The Mountain Valley Preservation Alliance recently (June 2017) hosted some excellent tours of the unspoiled town of Fincastle, county seat of Botetourt County near Roanoke, Virginia. The tours began, appropriately enough, at the courthouse, which is one of those intricate architectural history puzzles. Thomas Jefferson provided a design for the county’s courthouse in the 1810s, and an ambitious domed courthouse was constructed, but how much the building owed to Jefferson’s design is unclear. The current building is mostly a reconstruction resulting from a 1970 fire but the Doric portico and circuit court wing survive from the antebellum period.
The time-forgot part of Fincastle is experienced on the back streets, dotted with small clapboarded log houses. The houses don’t date all the way back to the town’s founding in 1772 but they’re evocative of the early days. Fincastle displays a trait seen in other western Virginia towns but obscured by later development: the elevated and peripheral placement of its older churches. Sacred hilltop siting probably dates back to pre-Christian times in western culture with a boost from the Bible (City on a Hill etc.), and peripheral siting reserved room at the heart of town for commercial development and got congregations out of the stink and clamor of downtown.

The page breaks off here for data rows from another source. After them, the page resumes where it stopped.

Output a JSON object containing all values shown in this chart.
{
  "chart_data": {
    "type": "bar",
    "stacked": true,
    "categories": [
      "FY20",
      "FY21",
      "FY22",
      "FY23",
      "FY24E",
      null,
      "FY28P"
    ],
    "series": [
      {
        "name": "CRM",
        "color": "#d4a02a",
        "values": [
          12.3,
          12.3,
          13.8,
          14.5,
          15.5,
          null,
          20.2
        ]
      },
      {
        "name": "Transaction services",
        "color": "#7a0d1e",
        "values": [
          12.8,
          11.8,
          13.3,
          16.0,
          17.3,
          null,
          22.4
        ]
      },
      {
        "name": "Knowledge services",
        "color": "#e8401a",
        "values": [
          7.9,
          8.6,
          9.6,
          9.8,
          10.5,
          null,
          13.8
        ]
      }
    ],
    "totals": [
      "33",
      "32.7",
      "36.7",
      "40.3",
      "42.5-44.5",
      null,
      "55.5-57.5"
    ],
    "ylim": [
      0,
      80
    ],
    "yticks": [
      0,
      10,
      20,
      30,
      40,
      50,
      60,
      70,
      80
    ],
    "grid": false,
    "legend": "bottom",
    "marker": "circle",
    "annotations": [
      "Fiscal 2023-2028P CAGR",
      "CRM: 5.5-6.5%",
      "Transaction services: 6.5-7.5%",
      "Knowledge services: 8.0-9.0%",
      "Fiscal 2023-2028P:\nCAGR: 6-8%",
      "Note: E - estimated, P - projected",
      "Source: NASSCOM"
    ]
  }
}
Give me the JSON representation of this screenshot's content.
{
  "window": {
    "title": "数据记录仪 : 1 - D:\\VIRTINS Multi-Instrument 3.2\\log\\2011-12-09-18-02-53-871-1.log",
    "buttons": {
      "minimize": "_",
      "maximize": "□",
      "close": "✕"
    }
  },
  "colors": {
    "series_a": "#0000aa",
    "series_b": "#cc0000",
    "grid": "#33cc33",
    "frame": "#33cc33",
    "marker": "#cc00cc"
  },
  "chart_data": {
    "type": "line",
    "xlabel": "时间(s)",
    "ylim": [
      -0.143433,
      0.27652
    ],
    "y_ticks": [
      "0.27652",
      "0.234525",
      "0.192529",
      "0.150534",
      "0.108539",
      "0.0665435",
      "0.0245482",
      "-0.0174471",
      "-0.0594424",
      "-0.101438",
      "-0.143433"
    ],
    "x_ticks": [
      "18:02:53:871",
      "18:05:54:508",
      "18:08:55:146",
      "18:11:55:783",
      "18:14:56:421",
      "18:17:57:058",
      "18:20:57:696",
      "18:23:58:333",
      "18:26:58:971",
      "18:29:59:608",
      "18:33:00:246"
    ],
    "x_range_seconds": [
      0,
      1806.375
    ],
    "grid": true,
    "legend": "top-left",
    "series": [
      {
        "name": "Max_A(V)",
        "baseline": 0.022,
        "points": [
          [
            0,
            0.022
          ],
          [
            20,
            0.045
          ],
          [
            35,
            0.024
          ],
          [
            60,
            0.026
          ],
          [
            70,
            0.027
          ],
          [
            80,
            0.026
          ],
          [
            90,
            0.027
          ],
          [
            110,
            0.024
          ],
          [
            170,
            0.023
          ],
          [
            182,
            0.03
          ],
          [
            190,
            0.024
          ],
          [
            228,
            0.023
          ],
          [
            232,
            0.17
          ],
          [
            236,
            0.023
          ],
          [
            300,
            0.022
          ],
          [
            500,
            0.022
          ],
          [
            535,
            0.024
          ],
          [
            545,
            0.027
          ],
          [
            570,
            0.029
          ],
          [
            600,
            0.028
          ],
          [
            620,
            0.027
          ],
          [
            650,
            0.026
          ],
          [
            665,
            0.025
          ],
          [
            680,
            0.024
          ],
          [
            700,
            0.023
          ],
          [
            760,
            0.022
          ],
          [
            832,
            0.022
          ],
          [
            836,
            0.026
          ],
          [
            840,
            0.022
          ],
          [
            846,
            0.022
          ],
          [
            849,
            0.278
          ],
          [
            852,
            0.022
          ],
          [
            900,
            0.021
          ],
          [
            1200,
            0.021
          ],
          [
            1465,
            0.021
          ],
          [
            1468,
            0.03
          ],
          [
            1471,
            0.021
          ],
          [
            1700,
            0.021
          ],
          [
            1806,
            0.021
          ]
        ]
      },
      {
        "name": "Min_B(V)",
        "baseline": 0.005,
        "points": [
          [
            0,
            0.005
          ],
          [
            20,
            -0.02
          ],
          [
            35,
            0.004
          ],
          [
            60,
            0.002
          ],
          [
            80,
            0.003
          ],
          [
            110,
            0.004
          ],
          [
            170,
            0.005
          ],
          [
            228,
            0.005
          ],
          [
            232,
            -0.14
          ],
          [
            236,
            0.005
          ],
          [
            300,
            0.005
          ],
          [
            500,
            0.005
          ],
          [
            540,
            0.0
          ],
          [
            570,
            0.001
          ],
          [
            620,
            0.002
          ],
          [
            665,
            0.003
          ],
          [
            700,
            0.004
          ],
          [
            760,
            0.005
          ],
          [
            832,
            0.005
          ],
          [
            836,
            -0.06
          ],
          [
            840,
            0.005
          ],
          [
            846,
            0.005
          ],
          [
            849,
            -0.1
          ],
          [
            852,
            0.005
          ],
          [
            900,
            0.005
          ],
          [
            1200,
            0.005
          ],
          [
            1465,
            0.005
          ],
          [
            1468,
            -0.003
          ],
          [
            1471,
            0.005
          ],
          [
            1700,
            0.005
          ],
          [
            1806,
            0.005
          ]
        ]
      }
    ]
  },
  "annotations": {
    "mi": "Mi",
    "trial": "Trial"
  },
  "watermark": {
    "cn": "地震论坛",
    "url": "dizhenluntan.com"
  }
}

The churches are Greek Revival gems, with temple fronts, Doric columns in antis (Fincastle Presbyterian), and Asher Benjamin-inspired window treatments (Fincastle UMC). St. Mark’s Episcopal has a Greek pediment above lancet-arched Gothic Revival windows (antebellum western Virginia builders were no purists). Something that caught my eye on the tours was the fancy cast iron crestings over the windows of the Victorian house now operated as 25 E. Main B&B. The crestings reminded me of similar ones on the window lintels of Rockwood, a spectacular Pulaski County house designed and built by Lynchburgers R. C. Burkholder and John P. Pettyjohn in 1874-75. Meanwhile, across from the Botetourt County Courthouse, architect Barry Rakes is diligently rehabilitating a mysterious log house, adding another gem to Fincastle’s architectural crown jewels.